# How often should I change bulbs.



## franklin444 (Jun 26, 2020)

So I have had my combo uv/heat halid bulb for about 11 months. Should I change it out and buy a new one after every year. Or 2 years. I am not sure at all and I know they are expensive so I do not want to buy one if I do not need one. Any advice would be appreciated.


----------



## Markw84 (Jun 26, 2020)

There is no way to know unless you have a solarmeter to check it. It will continue to put out light while the UV portion of the spectrum has degraded and not longer is putting out enough UVB. You cannot see or tell the difference without checking with a meter. I do not have specific personal experience with the halide bulbs. They are reputed to last longer than Mercury Vapor bulbs in producing UVB and I see claims of up to 2 years. However, I see the same claims stating Mercury Vapor Bulbs last up to 1 year and by measurement we have found that most often not the case at all. My bulbs of choice are the HO T5 fluorescent tubes. I get at least 2 years out of all my tubes and still have good UVB levels by meter check.
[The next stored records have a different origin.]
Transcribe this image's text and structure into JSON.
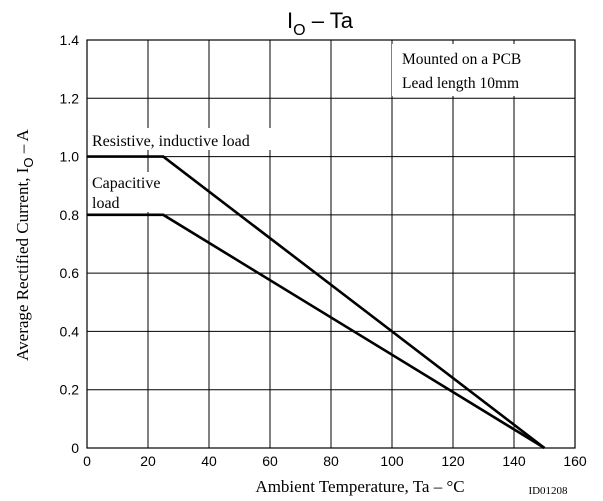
{
  "chart_data": {
    "type": "line",
    "title_main": "I",
    "title_sub": "O",
    "title_rest": " – Ta",
    "xlabel": "Ambient Temperature,  Ta  –  °C",
    "ylabel_main": "Average Rectified Current,  I",
    "ylabel_sub": "O",
    "ylabel_rest": "  –  A",
    "xlim": [
      0,
      160
    ],
    "ylim": [
      0,
      1.4
    ],
    "x_ticks": [
      0,
      20,
      40,
      60,
      80,
      100,
      120,
      140,
      160
    ],
    "x_tick_labels": [
      "0",
      "20",
      "40",
      "60",
      "80",
      "100",
      "120",
      "140",
      "160"
    ],
    "y_ticks": [
      0,
      0.2,
      0.4,
      0.6,
      0.8,
      1.0,
      1.2,
      1.4
    ],
    "y_tick_labels": [
      "0",
      "0.2",
      "0.4",
      "0.6",
      "0.8",
      "1.0",
      "1.2",
      "1.4"
    ],
    "grid": true,
    "series": [
      {
        "name": "Resistive, inductive load",
        "x": [
          0,
          25,
          150
        ],
        "y": [
          1.0,
          1.0,
          0
        ]
      },
      {
        "name": "Capacitive load",
        "x": [
          0,
          25,
          150
        ],
        "y": [
          0.8,
          0.8,
          0
        ]
      }
    ],
    "annotations": {
      "mount_line1": "Mounted on a PCB",
      "mount_line2": "Lead length 10mm",
      "resistive": "Resistive, inductive load",
      "capacitive_line1": "Capacitive",
      "capacitive_line2": "load"
    },
    "figure_id": "ID01208"
  }
}
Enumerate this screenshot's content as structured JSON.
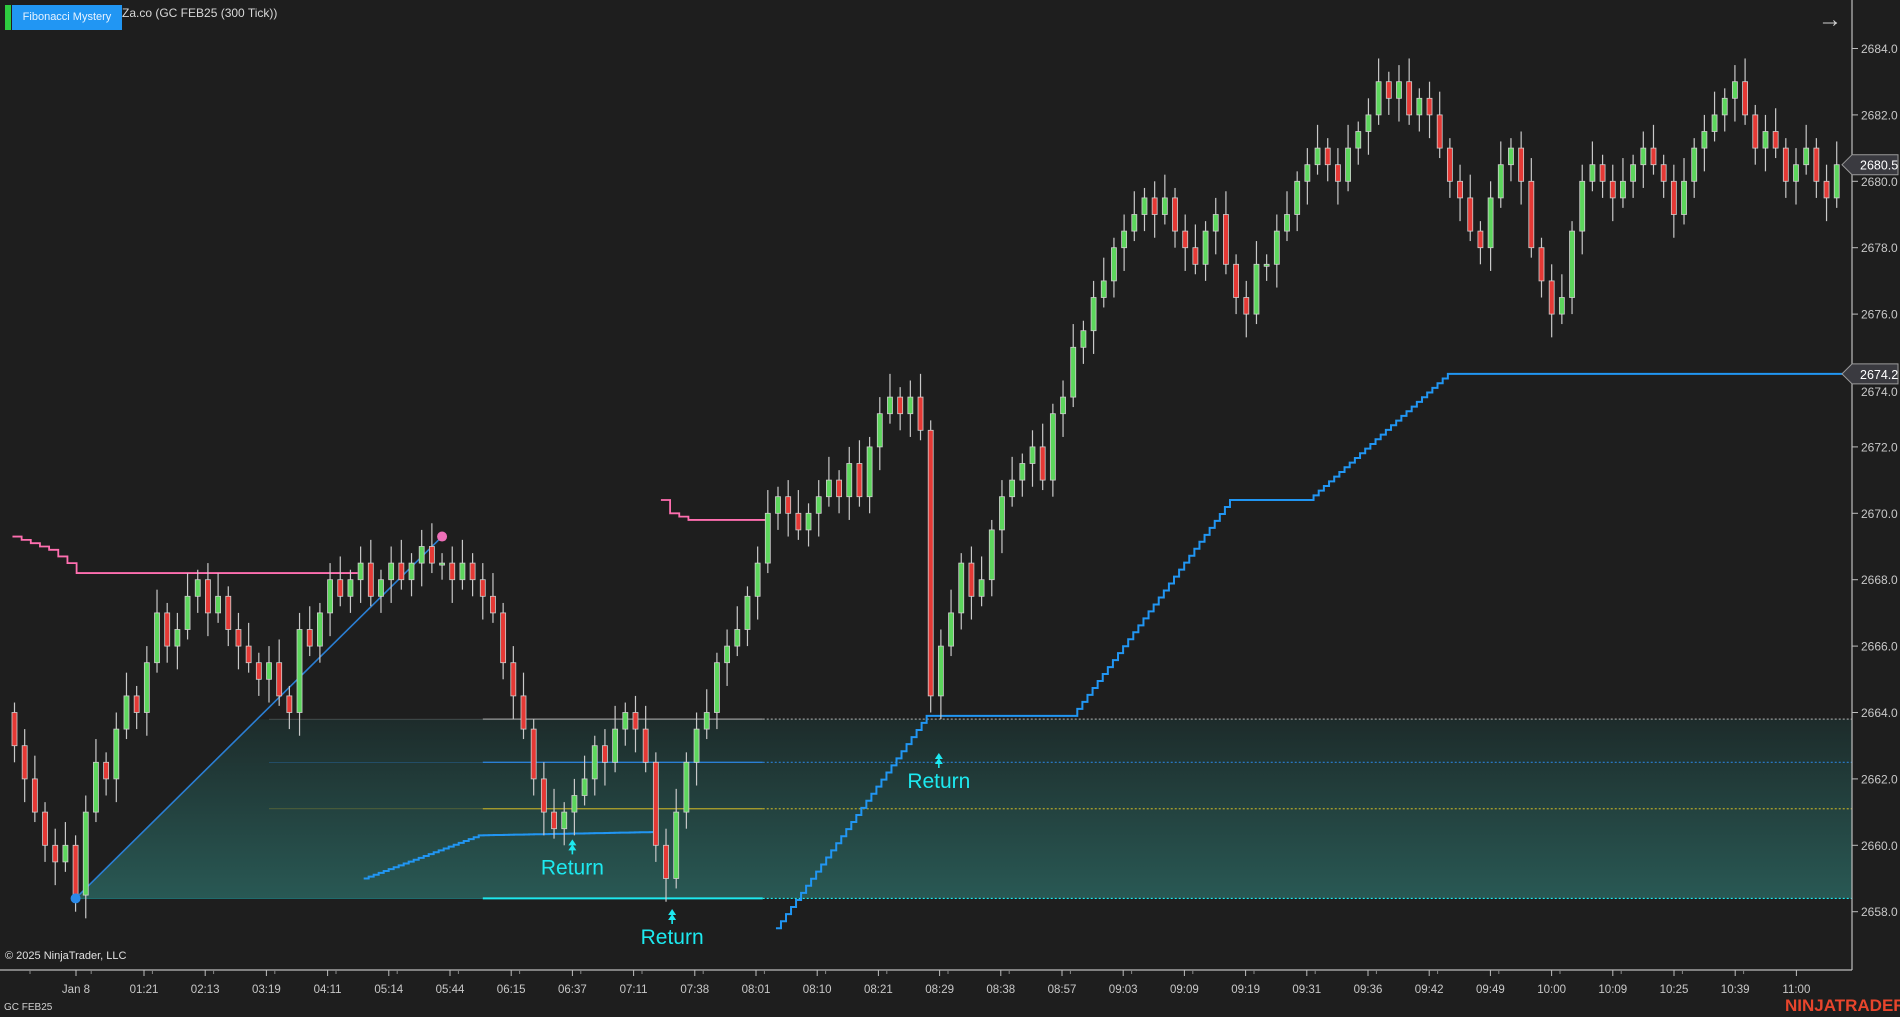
{
  "header": {
    "indicator_button": "Fibonacci Mystery",
    "title": "Za.co (GC FEB25 (300 Tick))",
    "status_color": "#2ecc40",
    "accent": "#2196f3"
  },
  "footer": {
    "copyright": "© 2025 NinjaTrader, LLC",
    "instrument": "GC FEB25",
    "logo": "NINJATRADER"
  },
  "chart_data": {
    "type": "candlestick",
    "instrument": "GC FEB25",
    "interval": "300 Tick",
    "y_ticks": [
      "2658.0",
      "2660.0",
      "2662.0",
      "2664.0",
      "2666.0",
      "2668.0",
      "2670.0",
      "2672.0",
      "2674.0",
      "2676.0",
      "2678.0",
      "2680.0",
      "2682.0",
      "2684.0"
    ],
    "x_ticks": [
      "Jan 8",
      "01:21",
      "02:13",
      "03:19",
      "04:11",
      "05:14",
      "05:44",
      "06:15",
      "06:37",
      "07:11",
      "07:38",
      "08:01",
      "08:10",
      "08:21",
      "08:29",
      "08:38",
      "08:57",
      "09:03",
      "09:09",
      "09:19",
      "09:31",
      "09:36",
      "09:42",
      "09:49",
      "10:00",
      "10:09",
      "10:25",
      "10:39",
      "11:00"
    ],
    "closes": [
      2663,
      2662,
      2661,
      2660,
      2659.5,
      2660,
      2658.5,
      2661,
      2662.5,
      2662,
      2663.5,
      2664.5,
      2664,
      2665.5,
      2667,
      2666,
      2666.5,
      2667.5,
      2668,
      2667,
      2667.5,
      2666.5,
      2666,
      2665.5,
      2665,
      2665.5,
      2664.5,
      2664,
      2666.5,
      2666,
      2667,
      2668,
      2667.5,
      2668,
      2668.5,
      2667.5,
      2668,
      2668.5,
      2668,
      2668.5,
      2669,
      2668.5,
      2668.5,
      2668,
      2668.5,
      2668,
      2667.5,
      2667,
      2665.5,
      2664.5,
      2663.5,
      2662,
      2661,
      2660.5,
      2661,
      2661.5,
      2662,
      2663,
      2662.5,
      2663.5,
      2664,
      2663.5,
      2662.5,
      2660,
      2659,
      2661,
      2662.5,
      2663.5,
      2664,
      2665.5,
      2666,
      2666.5,
      2667.5,
      2668.5,
      2670,
      2670.5,
      2670,
      2669.5,
      2670,
      2670.5,
      2671,
      2670.5,
      2671.5,
      2670.5,
      2672,
      2673,
      2673.5,
      2673,
      2673.5,
      2672.5,
      2664.5,
      2666,
      2667,
      2668.5,
      2667.5,
      2668,
      2669.5,
      2670.5,
      2671,
      2671.5,
      2672,
      2671,
      2673,
      2673.5,
      2675,
      2675.5,
      2676.5,
      2677,
      2678,
      2678.5,
      2679,
      2679.5,
      2679,
      2679.5,
      2678.5,
      2678,
      2677.5,
      2678.5,
      2679,
      2677.5,
      2676.5,
      2676,
      2677.5,
      2677.5,
      2678.5,
      2679,
      2680,
      2680.5,
      2681,
      2680.5,
      2680,
      2681,
      2681.5,
      2682,
      2683,
      2682.5,
      2683,
      2682,
      2682.5,
      2682,
      2681,
      2680,
      2679.5,
      2678.5,
      2678,
      2679.5,
      2680.5,
      2681,
      2680,
      2678,
      2677,
      2676,
      2676.5,
      2678.5,
      2680,
      2680.5,
      2680,
      2679.5,
      2680,
      2680.5,
      2681,
      2680.5,
      2680,
      2679,
      2680,
      2681,
      2681.5,
      2682,
      2682.5,
      2683,
      2682,
      2681,
      2681.5,
      2681,
      2680,
      2680.5,
      2681,
      2680,
      2679.5,
      2680.5
    ],
    "last_price": "2680.5",
    "stop_price": "2674.2",
    "colors": {
      "up": "#5cd65c",
      "down": "#e53935",
      "wick": "#c8c8c8",
      "fib_line": "#2a7fd4",
      "stop_line": "#2196f3",
      "resistance": "#ff6fb0",
      "return_label": "#1de9f0"
    },
    "fibonacci": {
      "swing_low": 2658.4,
      "swing_high": 2669.3,
      "levels": [
        {
          "price": 2663.8,
          "color": "#9a9a9a"
        },
        {
          "price": 2662.5,
          "color": "#2a7fd4"
        },
        {
          "price": 2661.1,
          "color": "#b5a52a"
        },
        {
          "price": 2658.4,
          "color": "#1de9f0"
        }
      ],
      "zone_color": "#2a5f5a"
    },
    "resistance_steps": [
      [
        2669.3,
        2669.2,
        2669.1,
        2669.0,
        2668.9,
        2668.7,
        2668.5,
        2668.2
      ],
      [
        2670.4,
        2670.0,
        2669.9,
        2669.8
      ]
    ],
    "annotations": [
      "Return",
      "Return",
      "Return"
    ]
  }
}
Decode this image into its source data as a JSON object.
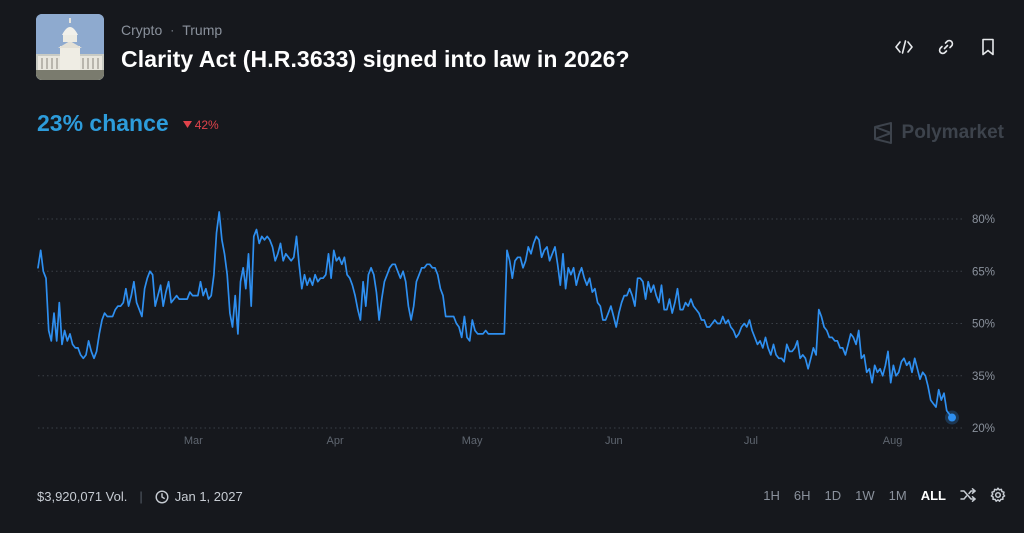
{
  "header": {
    "categories": [
      "Crypto",
      "Trump"
    ],
    "title": "Clarity Act (H.R.3633) signed into law in 2026?",
    "actions": [
      "embed-icon",
      "link-icon",
      "bookmark-icon"
    ]
  },
  "summary": {
    "chance": "23% chance",
    "delta": "42%",
    "delta_direction": "down"
  },
  "brand": {
    "name": "Polymarket"
  },
  "footer": {
    "volume": "$3,920,071 Vol.",
    "end_date": "Jan 1, 2027",
    "ranges": [
      "1H",
      "6H",
      "1D",
      "1W",
      "1M",
      "ALL"
    ],
    "active_range": "ALL"
  },
  "colors": {
    "accent": "#2d9cdb",
    "line": "#2e8ff0",
    "negative": "#e0434b",
    "background": "#16181d",
    "muted": "#8a919c"
  },
  "chart_data": {
    "type": "line",
    "xlabels": [
      "Mar",
      "Apr",
      "May",
      "Jun",
      "Jul",
      "Aug"
    ],
    "ytick_labels": [
      "20%",
      "35%",
      "50%",
      "65%",
      "80%"
    ],
    "ylim": [
      20,
      80
    ],
    "grid": true,
    "series": [
      {
        "values": [
          66,
          71,
          65,
          63,
          48,
          45,
          53,
          45,
          56,
          44,
          48,
          45,
          47,
          44,
          43,
          43,
          41,
          40,
          41,
          45,
          42,
          40,
          42,
          47,
          51,
          53,
          52,
          52,
          52,
          54,
          55,
          55,
          56,
          60,
          55,
          58,
          62,
          56,
          54,
          52,
          60,
          63,
          65,
          64,
          55,
          58,
          61,
          55,
          59,
          62,
          56,
          57,
          58,
          57,
          57,
          57,
          57,
          59,
          58,
          58,
          58,
          62,
          58,
          60,
          57,
          58,
          64,
          76,
          82,
          74,
          70,
          64,
          53,
          49,
          58,
          47,
          62,
          66,
          60,
          70,
          55,
          75,
          77,
          73,
          75,
          74,
          75,
          74,
          72,
          68,
          70,
          73,
          68,
          70,
          69,
          68,
          69,
          75,
          67,
          60,
          64,
          61,
          63,
          61,
          64,
          62,
          63,
          63,
          64,
          70,
          63,
          71,
          68,
          69,
          67,
          69,
          64,
          63,
          61,
          58,
          54,
          51,
          62,
          55,
          64,
          66,
          64,
          59,
          51,
          57,
          62,
          64,
          66,
          67,
          67,
          65,
          63,
          65,
          62,
          55,
          51,
          55,
          62,
          64,
          66,
          66,
          67,
          67,
          66,
          66,
          64,
          60,
          58,
          52,
          52,
          52,
          52,
          50,
          49,
          46,
          52,
          46,
          45,
          51,
          48,
          47,
          47,
          47,
          48,
          47,
          47,
          47,
          47,
          47,
          47,
          47,
          71,
          68,
          63,
          68,
          69,
          69,
          66,
          68,
          72,
          70,
          73,
          75,
          74,
          69,
          71,
          72,
          68,
          70,
          72,
          67,
          61,
          70,
          60,
          66,
          64,
          66,
          61,
          64,
          66,
          63,
          61,
          63,
          59,
          60,
          56,
          55,
          51,
          51,
          53,
          55,
          52,
          49,
          53,
          56,
          58,
          58,
          60,
          58,
          55,
          63,
          63,
          62,
          57,
          62,
          59,
          61,
          58,
          56,
          61,
          54,
          54,
          57,
          53,
          56,
          60,
          54,
          54,
          56,
          55,
          57,
          55,
          54,
          53,
          51,
          51,
          49,
          49,
          50,
          51,
          50,
          50,
          52,
          50,
          51,
          49,
          48,
          46,
          47,
          49,
          50,
          49,
          51,
          48,
          46,
          44,
          45,
          43,
          46,
          43,
          41,
          44,
          41,
          40,
          40,
          39,
          44,
          42,
          42,
          43,
          45,
          40,
          41,
          40,
          37,
          40,
          43,
          41,
          54,
          52,
          49,
          48,
          46,
          46,
          45,
          45,
          43,
          43,
          41,
          44,
          47,
          46,
          44,
          48,
          40,
          41,
          36,
          37,
          33,
          38,
          36,
          37,
          35,
          38,
          42,
          33,
          38,
          35,
          36,
          39,
          40,
          38,
          39,
          36,
          40,
          37,
          34,
          36,
          35,
          32,
          28,
          27,
          26,
          31,
          28,
          30,
          25,
          24,
          23
        ]
      }
    ],
    "last_value": 23
  }
}
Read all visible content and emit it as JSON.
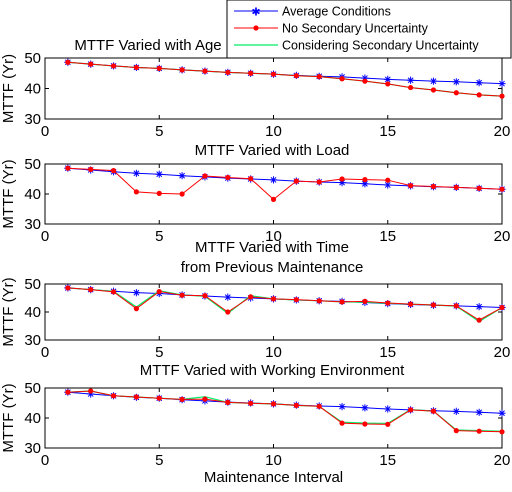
{
  "chart_data": [
    {
      "type": "line",
      "title": "MTTF Varied with Age",
      "ylabel": "MTTF (Yr)",
      "xlabel": "",
      "xlim": [
        0,
        20
      ],
      "ylim": [
        30,
        50
      ],
      "xticks": [
        0,
        5,
        10,
        15,
        20
      ],
      "yticks": [
        30,
        40,
        50
      ],
      "x": [
        1,
        2,
        3,
        4,
        5,
        6,
        7,
        8,
        9,
        10,
        11,
        12,
        13,
        14,
        15,
        16,
        17,
        18,
        19,
        20
      ],
      "series": [
        {
          "name": "Average Conditions",
          "values": [
            48.6,
            48.0,
            47.4,
            46.9,
            46.6,
            46.1,
            45.7,
            45.3,
            45.0,
            44.7,
            44.3,
            44.0,
            43.8,
            43.4,
            43.0,
            42.7,
            42.4,
            42.2,
            41.9,
            41.6
          ]
        },
        {
          "name": "No Secondary Uncertainty",
          "values": [
            48.6,
            48.0,
            47.4,
            46.9,
            46.6,
            46.1,
            45.7,
            45.3,
            45.0,
            44.7,
            44.2,
            43.9,
            43.2,
            42.4,
            41.5,
            40.3,
            39.5,
            38.6,
            37.9,
            37.5
          ]
        },
        {
          "name": "Considering Secondary Uncertainty",
          "values": [
            48.6,
            48.0,
            47.4,
            46.9,
            46.6,
            46.1,
            45.7,
            45.3,
            45.0,
            44.7,
            44.2,
            43.9,
            43.2,
            42.4,
            41.5,
            40.3,
            39.5,
            38.6,
            37.9,
            37.5
          ]
        }
      ]
    },
    {
      "type": "line",
      "title": "MTTF Varied with Load",
      "ylabel": "MTTF (Yr)",
      "xlabel": "",
      "xlim": [
        0,
        20
      ],
      "ylim": [
        30,
        50
      ],
      "xticks": [
        0,
        5,
        10,
        15,
        20
      ],
      "yticks": [
        30,
        40,
        50
      ],
      "x": [
        1,
        2,
        3,
        4,
        5,
        6,
        7,
        8,
        9,
        10,
        11,
        12,
        13,
        14,
        15,
        16,
        17,
        18,
        19,
        20
      ],
      "series": [
        {
          "name": "Average Conditions",
          "values": [
            48.6,
            48.0,
            47.4,
            46.9,
            46.6,
            46.1,
            45.7,
            45.3,
            45.0,
            44.7,
            44.3,
            44.0,
            43.8,
            43.4,
            43.0,
            42.7,
            42.4,
            42.2,
            41.9,
            41.6
          ]
        },
        {
          "name": "No Secondary Uncertainty",
          "values": [
            48.6,
            48.2,
            47.8,
            40.7,
            40.2,
            40.0,
            46.0,
            45.5,
            45.1,
            38.2,
            44.3,
            44.0,
            45.0,
            44.8,
            44.6,
            42.8,
            42.5,
            42.2,
            41.9,
            41.6
          ]
        }
      ]
    },
    {
      "type": "line",
      "title": "MTTF Varied with Time",
      "title_line2": "from Previous Maintenance",
      "ylabel": "MTTF (Yr)",
      "xlabel": "",
      "xlim": [
        0,
        20
      ],
      "ylim": [
        30,
        50
      ],
      "xticks": [
        0,
        5,
        10,
        15,
        20
      ],
      "yticks": [
        30,
        40,
        50
      ],
      "x": [
        1,
        2,
        3,
        4,
        5,
        6,
        7,
        8,
        9,
        10,
        11,
        12,
        13,
        14,
        15,
        16,
        17,
        18,
        19,
        20
      ],
      "series": [
        {
          "name": "Average Conditions",
          "values": [
            48.6,
            48.0,
            47.4,
            46.9,
            46.6,
            46.1,
            45.7,
            45.3,
            45.0,
            44.7,
            44.3,
            44.0,
            43.8,
            43.4,
            43.0,
            42.7,
            42.4,
            42.2,
            41.9,
            41.6
          ]
        },
        {
          "name": "No Secondary Uncertainty",
          "values": [
            48.6,
            48.0,
            47.2,
            41.2,
            47.3,
            46.0,
            45.8,
            40.0,
            45.4,
            44.7,
            44.4,
            44.0,
            43.6,
            43.8,
            43.2,
            42.8,
            42.5,
            42.2,
            37.1,
            41.6
          ]
        },
        {
          "name": "Considering Secondary Uncertainty",
          "values": [
            48.6,
            48.0,
            47.4,
            41.8,
            47.6,
            46.1,
            45.6,
            39.5,
            45.8,
            44.7,
            44.3,
            44.0,
            43.6,
            43.5,
            43.1,
            42.8,
            42.5,
            42.1,
            36.6,
            41.6
          ]
        }
      ]
    },
    {
      "type": "line",
      "title": "MTTF Varied with Working Environment",
      "ylabel": "MTTF (Yr)",
      "xlabel": "Maintenance Interval",
      "xlim": [
        0,
        20
      ],
      "ylim": [
        30,
        50
      ],
      "xticks": [
        0,
        5,
        10,
        15,
        20
      ],
      "yticks": [
        30,
        40,
        50
      ],
      "x": [
        1,
        2,
        3,
        4,
        5,
        6,
        7,
        8,
        9,
        10,
        11,
        12,
        13,
        14,
        15,
        16,
        17,
        18,
        19,
        20
      ],
      "series": [
        {
          "name": "Average Conditions",
          "values": [
            48.6,
            48.0,
            47.4,
            46.9,
            46.6,
            46.1,
            45.7,
            45.3,
            45.0,
            44.7,
            44.3,
            44.0,
            43.8,
            43.4,
            43.0,
            42.7,
            42.4,
            42.2,
            41.9,
            41.6
          ]
        },
        {
          "name": "No Secondary Uncertainty",
          "values": [
            48.6,
            49.0,
            47.4,
            47.0,
            46.6,
            46.2,
            46.3,
            45.2,
            44.9,
            44.7,
            44.2,
            43.9,
            38.3,
            38.0,
            37.9,
            42.7,
            42.3,
            35.8,
            35.6,
            35.4
          ]
        },
        {
          "name": "Considering Secondary Uncertainty",
          "values": [
            48.6,
            49.0,
            47.4,
            47.0,
            46.6,
            46.2,
            47.1,
            45.2,
            44.9,
            44.7,
            44.2,
            43.9,
            38.6,
            38.3,
            38.2,
            42.8,
            42.3,
            36.0,
            35.8,
            35.6
          ]
        }
      ]
    }
  ],
  "legend": {
    "position": "top-right",
    "entries": [
      {
        "label": "Average Conditions",
        "color": "#0000ff",
        "marker": "star"
      },
      {
        "label": "No Secondary Uncertainty",
        "color": "#ff0000",
        "marker": "dot"
      },
      {
        "label": "Considering Secondary Uncertainty",
        "color": "#00ee66",
        "marker": "none"
      }
    ]
  },
  "colors": {
    "blue": "#0000ff",
    "red": "#ff0000",
    "green": "#00ee66"
  }
}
So there really is no way to know without a meter. In the long run, it will save you money by not replacing expensive bulbs unnecessarily. OR help your tortoise by changing sooner when you know the UVB has dropped. I feel it is best to KNOW what UVB levels are for the health of my tortoise. I would never have an enclosure without good thermometers and hygrometers! We are finding proper light is just as important as temperature and humidity.


----------



## franklin444 (Jun 26, 2020)

ok, Thanks


----------